Electronic nose

By Rob Zwetsloot. Posted

Light sensors, temperature sensors, humidity sensors, noises sensors (i.e. microphones) are all fairly common, however gas sensors are not something you see everyday. Using them specifically to ‘smell’ your surroundings is even rarer. Luis Rodriguez Mendoza is the creator of one of these rare projects.

After learning about the different and weird things dogs have been trained to identify by smell at the airport, Luis asked the question of whether he could do something similar with low-cost gas sensors.

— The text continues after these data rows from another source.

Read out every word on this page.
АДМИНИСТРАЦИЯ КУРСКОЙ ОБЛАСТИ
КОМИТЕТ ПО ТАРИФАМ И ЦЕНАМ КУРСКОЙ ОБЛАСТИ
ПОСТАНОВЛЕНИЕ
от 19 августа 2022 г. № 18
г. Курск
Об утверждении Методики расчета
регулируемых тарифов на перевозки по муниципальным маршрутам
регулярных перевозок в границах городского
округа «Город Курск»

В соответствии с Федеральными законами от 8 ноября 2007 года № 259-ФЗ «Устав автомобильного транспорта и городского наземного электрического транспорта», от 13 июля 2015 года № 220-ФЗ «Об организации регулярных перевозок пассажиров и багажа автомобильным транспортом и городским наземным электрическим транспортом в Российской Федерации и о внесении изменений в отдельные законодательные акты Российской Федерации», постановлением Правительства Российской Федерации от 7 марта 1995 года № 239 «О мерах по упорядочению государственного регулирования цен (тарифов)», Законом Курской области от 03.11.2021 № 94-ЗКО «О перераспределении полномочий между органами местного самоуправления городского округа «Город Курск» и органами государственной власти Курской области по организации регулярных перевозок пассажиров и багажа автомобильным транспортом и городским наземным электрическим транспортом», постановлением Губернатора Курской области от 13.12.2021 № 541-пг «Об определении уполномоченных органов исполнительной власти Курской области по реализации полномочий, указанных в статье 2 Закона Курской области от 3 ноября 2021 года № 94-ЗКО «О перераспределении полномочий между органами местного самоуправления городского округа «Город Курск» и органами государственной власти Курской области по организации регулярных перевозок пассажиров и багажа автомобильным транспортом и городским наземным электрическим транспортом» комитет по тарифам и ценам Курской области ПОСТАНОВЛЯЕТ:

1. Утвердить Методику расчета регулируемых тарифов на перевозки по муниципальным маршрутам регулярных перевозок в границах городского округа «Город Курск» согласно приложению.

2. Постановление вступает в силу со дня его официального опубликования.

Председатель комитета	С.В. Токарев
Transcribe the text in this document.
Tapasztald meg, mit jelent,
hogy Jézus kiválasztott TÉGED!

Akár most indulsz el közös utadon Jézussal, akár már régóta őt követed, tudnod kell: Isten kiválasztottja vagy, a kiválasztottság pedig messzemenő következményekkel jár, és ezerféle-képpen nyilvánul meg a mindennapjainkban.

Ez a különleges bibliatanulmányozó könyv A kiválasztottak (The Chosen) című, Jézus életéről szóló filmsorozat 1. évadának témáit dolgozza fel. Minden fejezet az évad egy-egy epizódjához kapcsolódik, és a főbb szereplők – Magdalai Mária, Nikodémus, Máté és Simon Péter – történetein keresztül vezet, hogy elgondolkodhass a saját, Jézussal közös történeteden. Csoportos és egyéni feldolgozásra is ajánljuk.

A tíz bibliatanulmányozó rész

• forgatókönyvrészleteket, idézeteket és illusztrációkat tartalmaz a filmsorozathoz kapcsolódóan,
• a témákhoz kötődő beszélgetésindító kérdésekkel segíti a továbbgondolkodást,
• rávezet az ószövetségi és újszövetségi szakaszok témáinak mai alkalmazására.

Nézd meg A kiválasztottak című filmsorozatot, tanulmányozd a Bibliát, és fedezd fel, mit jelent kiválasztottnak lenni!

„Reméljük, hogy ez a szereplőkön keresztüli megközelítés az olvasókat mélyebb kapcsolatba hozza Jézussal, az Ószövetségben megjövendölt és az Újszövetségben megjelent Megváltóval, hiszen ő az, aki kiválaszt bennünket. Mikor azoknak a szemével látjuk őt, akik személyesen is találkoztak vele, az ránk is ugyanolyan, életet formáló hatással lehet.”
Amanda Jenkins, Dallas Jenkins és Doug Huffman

“The purpose of the project is to show that low-cost sensors can be reliable in detecting odours and that they can possibly be used in clinical settings.” Luis tells us. “Testing was done using samples of beer and brewed coffee. A K-Nearest Neighbours (KNN) algorithm was used in MATLAB to create a classification model that was used to predict the aromas of beer and coffee, and was validated using a 10-fold cross validation (k-fold)... A 98 percent classification accuracy was achieved in the testing process.”

Smell test

With only four types of gas sensors, extensive testing and training of the model was required.

“A training data set was created by taking measurements of air, beer, and coffee independently.” Luis explains. “Each sample was taken, on average, for 15 minutes at one second intervals, producing over 900 sample readings per test and the data was exported into CSV files. For classification purposes, an additional column was manually added to label the sample (i.e., coffee, beer, air). The three datasets were imported and combined in MATLAB. This data was used to create a k-nearest neighbour model, k was selected to be 5, this was determined by trial and error. A 10-fold cross-validation was used to validate the model, and a Principal Component Analysis (PCA) was used as an exploratory technique to verify the model and the results, similar to the work shown in past research.

“A test dataset was gathered by taking 17 new samples of two-minute readings at one second intervals to assess the classification model. Each sample was independent of each other (only air, beer, or coffee was measured at a time), and they were manually labelled accordingly, resulting in over 2500 measurements. This data was imported, combined, and randomly rearranged in MATLAB. Using the classification model created from the training dataset, the testing data was classified and the results from the classification model represent 97.7% accuracy.”

A near 98% accuracy is extremely impressive for the three test subjects, and it’s all done on a Raspberry Pi 3.

“Raspberry Pi was introduced to me in the fall of 2020 during one of my university courses,” Luis said. “I quickly realized how easy, efficient, and capable Raspberry Pi boards are.”

It’s a cool, working concept, so we hope to see more like it in the future.